Hey Ram dealt with the early days of the right-wing nationalists movement in India and Sacred Games tells the story of how far we've come along with it. Commercial art seldom exists in vacuum and the best of them reflect the culture, politics and circumstances of their origin. Sacred Games is a competent entry to the list of such memorable works that explicitly identifies its themes, progenitors, its historical context, and primary players. Last week, Union Minister Jayant Sinha felicitated the eight men convicted for the brutal murder of cattle trader Alimuddin Ansari with garlands and a photo op. Ansari was lynched to death in June 2017 and the eight men were convicted by a fast track court. They were released on bail last week and this brazen public act can only be seen as the party in power giving an explicit endorsement of cow vigilantism and mob violence. Vikram Chandra's novel adapted for screen by Varun Grover, Smita Singh and Vasant Nath, directed by Anurag Kashyap and Vikramaditya Motwane, tries to document how we've arrived in this day, date and time in history and how deep into the void we'd further plunge. Gaitonde begins to tell his story - in first person singular like Ram - which switches back and forth with Sartaj Singh's present-day investigation. Chandra's book is detailed to the point of exhaustion, where every stray character gets an origins story, veering off to decades past or lands unknown, and the writers of the Netflix show have been prudent in rationing the material to keep the show always engrossing.

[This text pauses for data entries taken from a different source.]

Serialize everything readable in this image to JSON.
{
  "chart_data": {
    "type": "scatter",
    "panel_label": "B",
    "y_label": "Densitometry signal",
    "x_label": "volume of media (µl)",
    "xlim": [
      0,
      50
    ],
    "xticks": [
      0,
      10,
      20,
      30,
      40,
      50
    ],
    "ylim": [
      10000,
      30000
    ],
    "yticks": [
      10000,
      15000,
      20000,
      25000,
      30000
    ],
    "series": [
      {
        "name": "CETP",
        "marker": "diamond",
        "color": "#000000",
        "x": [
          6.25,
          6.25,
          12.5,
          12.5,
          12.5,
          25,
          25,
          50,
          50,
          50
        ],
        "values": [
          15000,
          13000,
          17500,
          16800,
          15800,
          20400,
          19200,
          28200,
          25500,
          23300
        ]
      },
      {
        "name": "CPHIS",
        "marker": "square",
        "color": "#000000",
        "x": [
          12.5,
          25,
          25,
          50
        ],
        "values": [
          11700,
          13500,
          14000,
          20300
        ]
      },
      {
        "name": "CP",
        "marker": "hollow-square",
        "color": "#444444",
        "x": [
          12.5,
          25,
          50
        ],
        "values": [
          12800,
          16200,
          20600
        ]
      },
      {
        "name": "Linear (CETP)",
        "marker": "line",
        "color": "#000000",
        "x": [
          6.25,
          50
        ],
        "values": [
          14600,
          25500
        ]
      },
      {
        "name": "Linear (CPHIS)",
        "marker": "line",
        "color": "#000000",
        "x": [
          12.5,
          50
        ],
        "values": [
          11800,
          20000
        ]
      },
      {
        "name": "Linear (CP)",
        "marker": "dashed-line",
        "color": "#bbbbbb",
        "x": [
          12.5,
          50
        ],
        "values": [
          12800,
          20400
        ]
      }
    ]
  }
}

But there is method to the dense structure of the novel because Chandra too was in the process of documenting the inescapable past and its effect on present day and it won't be a surprise if Sacred Games gets a second season where these things are expanded on. Sartaj is given 25 days to save Mumbai but Motwane and Kashyap decide against a ticking time bomb structure and go with the more atmospheric tone of the novel. You get bird's (God's?) eye-view shots of Mumbai, dungeons that look like hospitals and hospitals that look like dungeons, and an interplay of lights. When Sartaj takes the car keys to kick-start his investigation, he is bathed in light and flare. A woman's face is masked with darkness when she expresses her grief, maybe suggesting the innumerable faceless, unnamed innocents suffering loss or becoming collateral damage in the name of religion. A wasteland is burned to give us one of the best shots and in the present day we are told that another wasteland is now a grand shopping mall. Sacred Games has great performances across the board, something that doesn't occur often enough in Indian commercial space. Kubbra Sait as Kukoo and Jitendra Joshi as Katekar topping it in these eight episodes. Katekar's is probably the best translated character and storyline from the novel to the screen.

Titled Sacred Games, the writers go to the sacred texts to name their episodes and never does it come across as reaching. The use of Yayati Syndrome for a character's actions and motivations is a mark of keen eye and elegance. Sacred Games takes Yayati and Puru's story from the Mahabharata head on and wrestles with the tug of war between Yayati Complex - the willing submission to a father figure - and Yayati Syndrome - letting go of conscience for a personal or external gain. The writers and filmmakers of Sacred Games know exactly what they are talking about and never do they fall into a generalisation trap, when borrowing liberally from mythology. The references are measured and to the point, not coming in the way of storytelling or filmmaking. Those who've read the book will know that there is more meat where this came from and we can only hope that Netflix gives us another season. To begin with, what's up with Jojo Mascarenas?